WHAT does every Lotto winner in the history of the competition have in common? Each and every one of them received a lil’ white present from a passing bird mere moments before purchasing their winning tickets – proof, if proof were needed that bird shit is good luck, and not a terrible misfortune that makes you smell for the rest of the day.
If you would like to avail of the mystical properties of bird faeces before you pick your numbers, here’s a few handy tips:
1) Sprinkle some birdseed on your head
It seems so simple, doesn’t it? A few flakes of birdseed, a few crumbs of bread, anything that will gather a crowd of feathered friends to your immediate vicinity. A few moments later, you’re sure to be blessed with a nice white splodge of liquid luck.
2) Sign up for a hardcore bird scat video
Find your nearest bizarre pornography producer and put your name down to star in ‘Shit On Me You Filthy Pigeon 19’. You’ll be covered in so much luck, you won’t have to worry about your eroding dignity.

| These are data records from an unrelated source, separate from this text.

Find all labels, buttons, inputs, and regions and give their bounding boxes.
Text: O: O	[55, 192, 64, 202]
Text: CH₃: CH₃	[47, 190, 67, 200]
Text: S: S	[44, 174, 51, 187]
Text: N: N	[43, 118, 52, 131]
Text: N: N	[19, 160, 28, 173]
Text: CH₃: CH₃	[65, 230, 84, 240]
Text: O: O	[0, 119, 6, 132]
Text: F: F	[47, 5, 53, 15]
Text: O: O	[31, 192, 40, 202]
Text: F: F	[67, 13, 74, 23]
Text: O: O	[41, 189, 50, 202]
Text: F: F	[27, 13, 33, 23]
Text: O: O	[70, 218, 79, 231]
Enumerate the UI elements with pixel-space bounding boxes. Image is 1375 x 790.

3) Find some bird shit and wipe it on yourself
Old shite counts, right? This is up for debate, but if you’re five minutes away from the Lotto draw and still shit-free, it’s worth a shot.

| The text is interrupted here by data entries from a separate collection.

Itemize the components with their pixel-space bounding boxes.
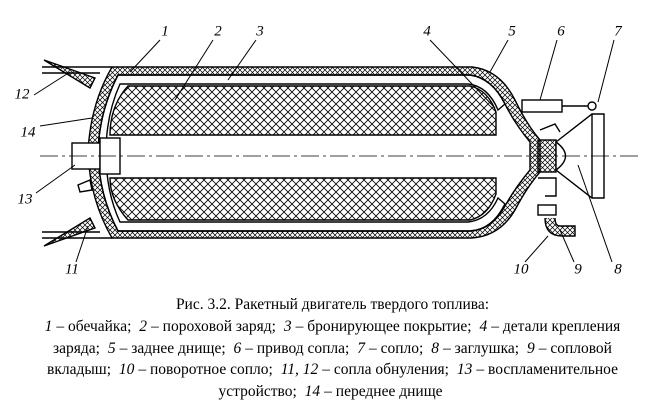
legend-number: 5 <box>107 339 116 357</box>
legend-text: – бронирующее покрытие; <box>295 317 472 335</box>
legend-item: 6– привод сопла; <box>234 340 350 357</box>
legend-text: – заглушка; <box>442 339 520 357</box>
callout-label: 1 <box>161 23 169 39</box>
legend-text: – сопла обнуления; <box>322 361 449 379</box>
legend-item: 2– пороховой заряд; <box>139 318 276 335</box>
legend-item: 13– воспламенительное устройство; <box>218 361 618 400</box>
legend-number: 9 <box>526 339 535 357</box>
legend-number: 7 <box>357 339 365 357</box>
legend-text: – воспламенительное устройство; <box>218 361 618 401</box>
callout-label: 7 <box>614 23 623 39</box>
legend-item: 3– бронирующее покрытие; <box>284 318 472 335</box>
engine-drawing <box>40 59 640 247</box>
legend-item: 4– детали крепления заряда; <box>53 318 620 357</box>
callout-label: 3 <box>255 23 264 39</box>
callout-label: 5 <box>508 23 516 39</box>
legend-number: 1 <box>44 317 53 335</box>
legend-item: 11, 12– сопла обнуления; <box>281 361 449 378</box>
legend-text: – сопло; <box>368 339 424 357</box>
callout-label: 14 <box>21 124 37 140</box>
caption-title: Рис. 3.2. Ракетный двигатель твердого то… <box>175 296 490 313</box>
legend-text: – обечайка; <box>56 317 132 335</box>
callout-label: 2 <box>214 23 222 39</box>
legend-item: 10– поворотное сопло; <box>119 361 273 378</box>
legend-item: 1– обечайка; <box>45 318 132 335</box>
callout-label: 8 <box>614 261 622 277</box>
legend-text: – сопловой вкладыш; <box>47 339 612 379</box>
callout-label: 12 <box>15 86 31 102</box>
callout-label: 10 <box>514 261 530 277</box>
legend-text: – привод сопла; <box>245 339 350 357</box>
caption: Рис. 3.2. Ракетный двигатель твердого то… <box>30 294 635 403</box>
callout-label: 4 <box>423 23 431 39</box>
legend-number: 4 <box>479 317 488 335</box>
legend-number: 14 <box>304 383 321 401</box>
legend-number: 2 <box>139 317 148 335</box>
legend-item: 5– заднее днище; <box>108 340 226 357</box>
callout-label: 13 <box>18 191 33 207</box>
legend-text: – поворотное сопло; <box>138 361 273 379</box>
legend-text: – детали крепления заряда; <box>53 317 621 357</box>
legend-number: 8 <box>431 339 439 357</box>
caption-legend: 1– обечайка; 2– пороховой заряд; 3– брон… <box>30 316 635 403</box>
legend-item: 7– сопло; <box>357 340 423 357</box>
legend-number: 6 <box>233 339 242 357</box>
legend-text: – пороховой заряд; <box>151 317 276 335</box>
callout-label: 9 <box>574 261 582 277</box>
legend-item: 9– сопловой вкладыш; <box>47 340 612 379</box>
callout-label: 11 <box>65 261 79 277</box>
legend-number: 10 <box>118 361 135 379</box>
legend-item: 14– переднее днище <box>305 383 443 400</box>
legend-item: 8– заглушка; <box>431 340 519 357</box>
legend-text: – переднее днище <box>324 383 443 401</box>
legend-text: – заднее днище; <box>119 339 226 357</box>
leader-lines <box>33 39 615 263</box>
callout-label: 6 <box>557 23 565 39</box>
legend-number: 3 <box>283 317 292 335</box>
legend-number: 13 <box>456 361 473 379</box>
legend-number: 11, 12 <box>280 361 319 379</box>
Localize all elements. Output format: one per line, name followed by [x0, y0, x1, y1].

4) Use your own poop, but paint it white
Look, whoever’s in charge of doling out luck might not notice that the shit on your shoulder isn’t 100% sanctioned bird poop. A bit of your own poop, a bit of tippex… you’ll be grand.
5) Stand under a tree and tell a really scary story
One that involves a cat jumping out and making a loud noise, every bird in the tree will shit themselves right down on top of you. But take time to craft your tale, if you create a true sense of atmosphere and dread, the payoff will be so much more effective. Enjoy your millions!